10.30-10.40am CEST | 6.00-6.40pm AEST
Discussion
10.40-11.00am CEST | 6.40-7.00pm AEST
Comments and Outlook
Anna-Sophie Jürgens is an Assistant Professor at the Australian National Centre for the Public Awareness of Science of the Australian National University (ANU). She was an Alexander von Humboldt Fellow at the ANU and the Free University of Berlin, Germany from 2017 to 2020. She has published on circus fiction and aesthetics, the history of violent clowns, comic mad scientists, the Joker and comic performance and technology in culture ascross numerous academic journals. Anna-Sophie is guest editor of two special, themed journal issues published in 2020 with the Journal of Science & Popular Culture (on popular performance and science) and Comedy Studies (on violent clowns). Her recent books include Circus, Science and Technology: Dramatising Innovation (editor; Palgrave Macmillan 2020) and Manegenkünste: Zirkus als ästhetisches Modell (coeditor; transcript 2020).

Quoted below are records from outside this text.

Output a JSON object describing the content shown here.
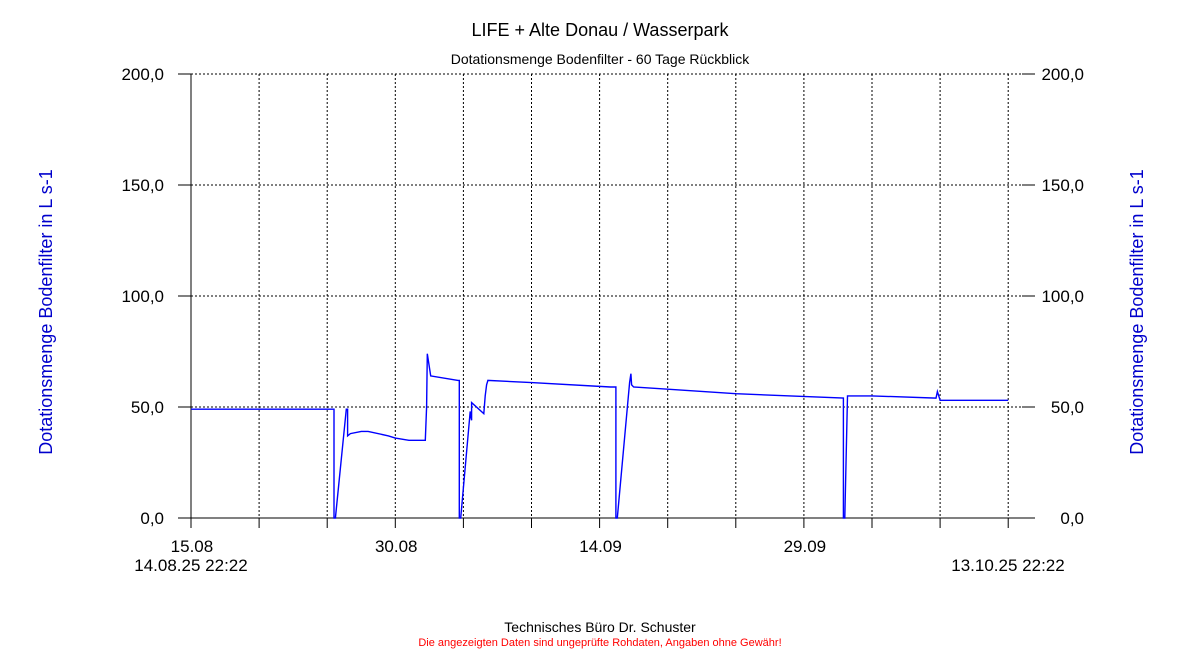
{
  "chart_data": {
    "type": "line",
    "title": "LIFE + Alte Donau / Wasserpark",
    "subtitle": "Dotationsmenge Bodenfilter - 60 Tage Rückblick",
    "ylabel_left": "Dotationsmenge Bodenfilter in L s-1",
    "ylabel_right": "Dotationsmenge Bodenfilter in L s-1",
    "ylim": [
      0,
      200
    ],
    "y_ticks": [
      "0,0",
      "50,0",
      "100,0",
      "150,0",
      "200,0"
    ],
    "x_range_days": [
      0,
      60
    ],
    "x_tick_labels": [
      {
        "day": 0.07,
        "label": "15.08"
      },
      {
        "day": 15.07,
        "label": "30.08"
      },
      {
        "day": 30.07,
        "label": "14.09"
      },
      {
        "day": 45.07,
        "label": "29.09"
      }
    ],
    "range_start_label": "14.08.25 22:22",
    "range_end_label": "13.10.25 22:22",
    "grid": true,
    "line_color": "#0000ff",
    "series": [
      {
        "x": [
          0,
          10.4,
          10.5,
          10.5,
          10.6,
          11.4,
          11.5,
          11.5,
          11.7,
          12.5,
          13,
          14.5,
          15,
          16,
          17.2,
          17.3,
          17.35,
          17.6,
          19.6,
          19.7,
          19.7,
          19.8,
          20.5,
          20.5,
          20.6,
          20.6,
          21.5,
          21.6,
          21.7,
          21.8,
          25,
          30.8,
          31.2,
          31.2,
          31.3,
          32.2,
          32.3,
          32.35,
          32.5,
          35,
          40,
          47.9,
          47.9,
          48,
          48.2,
          50,
          54.7,
          54.8,
          55,
          60
        ],
        "y": [
          49,
          49,
          49,
          0,
          0,
          49,
          49,
          37,
          38,
          39,
          39,
          37,
          36,
          35,
          35,
          50,
          74,
          64,
          62,
          62,
          0,
          0,
          48,
          47,
          44,
          52,
          47,
          55,
          60,
          62,
          61,
          59,
          59,
          0,
          0,
          61,
          65,
          60,
          59,
          58,
          56,
          54,
          0,
          0,
          55,
          55,
          54,
          57,
          53,
          53
        ]
      }
    ]
  },
  "footer": {
    "company": "Technisches Büro Dr. Schuster",
    "disclaimer": "Die angezeigten Daten sind ungeprüfte Rohdaten, Angaben ohne Gewähr!",
    "disclaimer_color": "#ff0000",
    "axis_label_color": "#0000cc"
  }
}
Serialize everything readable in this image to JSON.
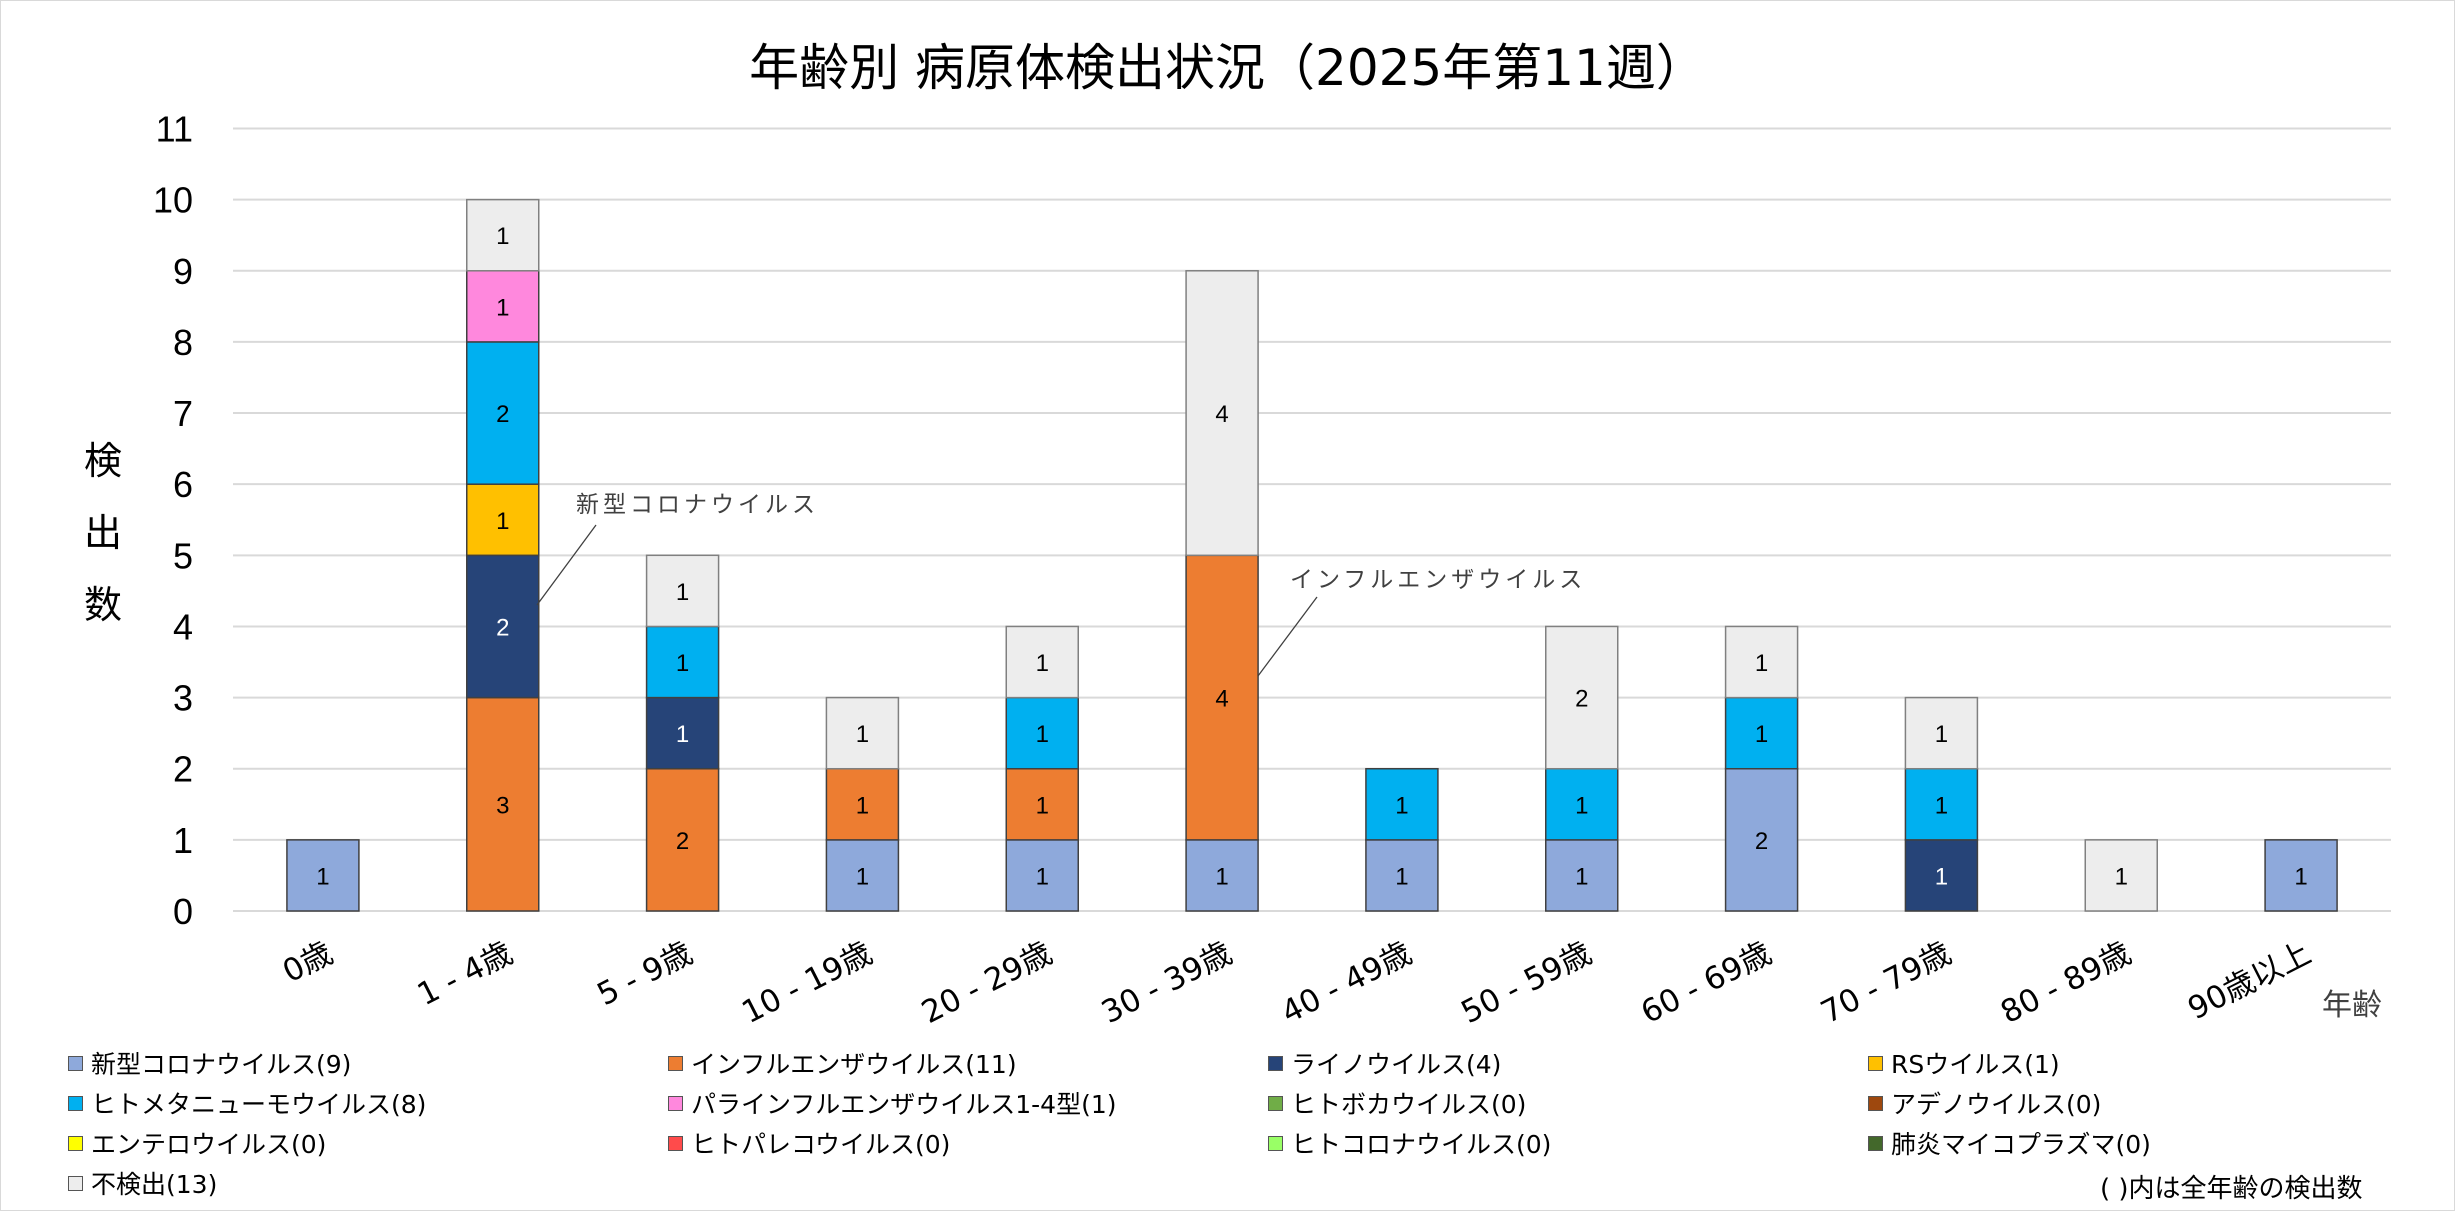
{
  "chart_data": {
    "type": "bar",
    "stacked": true,
    "title": "年齢別 病原体検出状況（2025年第11週）",
    "xlabel": "年齢",
    "ylabel": "検出数",
    "ylim": [
      0,
      11
    ],
    "yticks": [
      0,
      1,
      2,
      3,
      4,
      5,
      6,
      7,
      8,
      9,
      10,
      11
    ],
    "grid": true,
    "legend_position": "bottom",
    "categories": [
      "0歳",
      "1 - 4歳",
      "5 - 9歳",
      "10 - 19歳",
      "20 - 29歳",
      "30 - 39歳",
      "40 - 49歳",
      "50 - 59歳",
      "60 - 69歳",
      "70 - 79歳",
      "80 - 89歳",
      "90歳以上"
    ],
    "series": [
      {
        "name": "新型コロナウイルス",
        "total": 9,
        "color": "#8EA9DB",
        "label_color": "#000000",
        "values": [
          1,
          0,
          0,
          1,
          1,
          1,
          1,
          1,
          2,
          0,
          0,
          1
        ]
      },
      {
        "name": "インフルエンザウイルス",
        "total": 11,
        "color": "#ED7D31",
        "label_color": "#000000",
        "values": [
          0,
          3,
          2,
          1,
          1,
          4,
          0,
          0,
          0,
          0,
          0,
          0
        ]
      },
      {
        "name": "ライノウイルス",
        "total": 4,
        "color": "#264478",
        "label_color": "#FFFFFF",
        "values": [
          0,
          2,
          1,
          0,
          0,
          0,
          0,
          0,
          0,
          1,
          0,
          0
        ]
      },
      {
        "name": "RSウイルス",
        "total": 1,
        "color": "#FFC000",
        "label_color": "#000000",
        "values": [
          0,
          1,
          0,
          0,
          0,
          0,
          0,
          0,
          0,
          0,
          0,
          0
        ]
      },
      {
        "name": "ヒトメタニューモウイルス",
        "total": 8,
        "color": "#00B0F0",
        "label_color": "#000000",
        "values": [
          0,
          2,
          1,
          0,
          1,
          0,
          1,
          1,
          1,
          1,
          0,
          0
        ]
      },
      {
        "name": "パラインフルエンザウイルス1-4型",
        "total": 1,
        "color": "#FF88DD",
        "label_color": "#000000",
        "values": [
          0,
          1,
          0,
          0,
          0,
          0,
          0,
          0,
          0,
          0,
          0,
          0
        ]
      },
      {
        "name": "ヒトボカウイルス",
        "total": 0,
        "color": "#70AD47",
        "label_color": "#000000",
        "values": [
          0,
          0,
          0,
          0,
          0,
          0,
          0,
          0,
          0,
          0,
          0,
          0
        ]
      },
      {
        "name": "アデノウイルス",
        "total": 0,
        "color": "#9E480E",
        "label_color": "#FFFFFF",
        "values": [
          0,
          0,
          0,
          0,
          0,
          0,
          0,
          0,
          0,
          0,
          0,
          0
        ]
      },
      {
        "name": "エンテロウイルス",
        "total": 0,
        "color": "#FFFF00",
        "label_color": "#000000",
        "values": [
          0,
          0,
          0,
          0,
          0,
          0,
          0,
          0,
          0,
          0,
          0,
          0
        ]
      },
      {
        "name": "ヒトパレコウイルス",
        "total": 0,
        "color": "#FF4B4B",
        "label_color": "#000000",
        "values": [
          0,
          0,
          0,
          0,
          0,
          0,
          0,
          0,
          0,
          0,
          0,
          0
        ]
      },
      {
        "name": "ヒトコロナウイルス",
        "total": 0,
        "color": "#99FF66",
        "label_color": "#000000",
        "values": [
          0,
          0,
          0,
          0,
          0,
          0,
          0,
          0,
          0,
          0,
          0,
          0
        ]
      },
      {
        "name": "肺炎マイコプラズマ",
        "total": 0,
        "color": "#43682B",
        "label_color": "#FFFFFF",
        "values": [
          0,
          0,
          0,
          0,
          0,
          0,
          0,
          0,
          0,
          0,
          0,
          0
        ]
      },
      {
        "name": "不検出",
        "total": 13,
        "color": "#EDEDED",
        "label_color": "#000000",
        "values": [
          0,
          1,
          1,
          1,
          1,
          4,
          0,
          2,
          1,
          1,
          1,
          0
        ]
      }
    ],
    "legend_labels": [
      "新型コロナウイルス(9)",
      "インフルエンザウイルス(11)",
      "ライノウイルス(4)",
      "RSウイルス(1)",
      "ヒトメタニューモウイルス(8)",
      "パラインフルエンザウイルス1-4型(1)",
      "ヒトボカウイルス(0)",
      "アデノウイルス(0)",
      "エンテロウイルス(0)",
      "ヒトパレコウイルス(0)",
      "ヒトコロナウイルス(0)",
      "肺炎マイコプラズマ(0)",
      "不検出(13)"
    ],
    "annotations": [
      {
        "text": "新型コロナウイルス",
        "category": "1 - 4歳",
        "series": "ライノウイルス"
      },
      {
        "text": "インフルエンザウイルス",
        "category": "30 - 39歳",
        "series": "インフルエンザウイルス"
      }
    ],
    "note": "( )内は全年齢の検出数"
  }
}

Anne Hemkendreis works as an academic researcher at the transdisciplinary research group 948 on “Heroes, Heroizations, Heroism” at the University of Freiburg (Germany). Her current research interest lies in the depiction and meaning of snow in Arts from the 19th century until today. Prior to this, she gained her PhD with a thesis on the visualisation of privateness in Vilhelm Hammershøi’s interior paintings (Fink Verlag, 2015). She also worked as a postdoc-fellow and research assistant at the Alfried Krupp Wissenschaftskolleg of Greifswald, the Klassik Stiftung of Weimar and the Leuphana University of Lüneburg (all in Germany). Anne is also regularly a passionate Lecturer at different institutions, including the University of Arts in Berlin.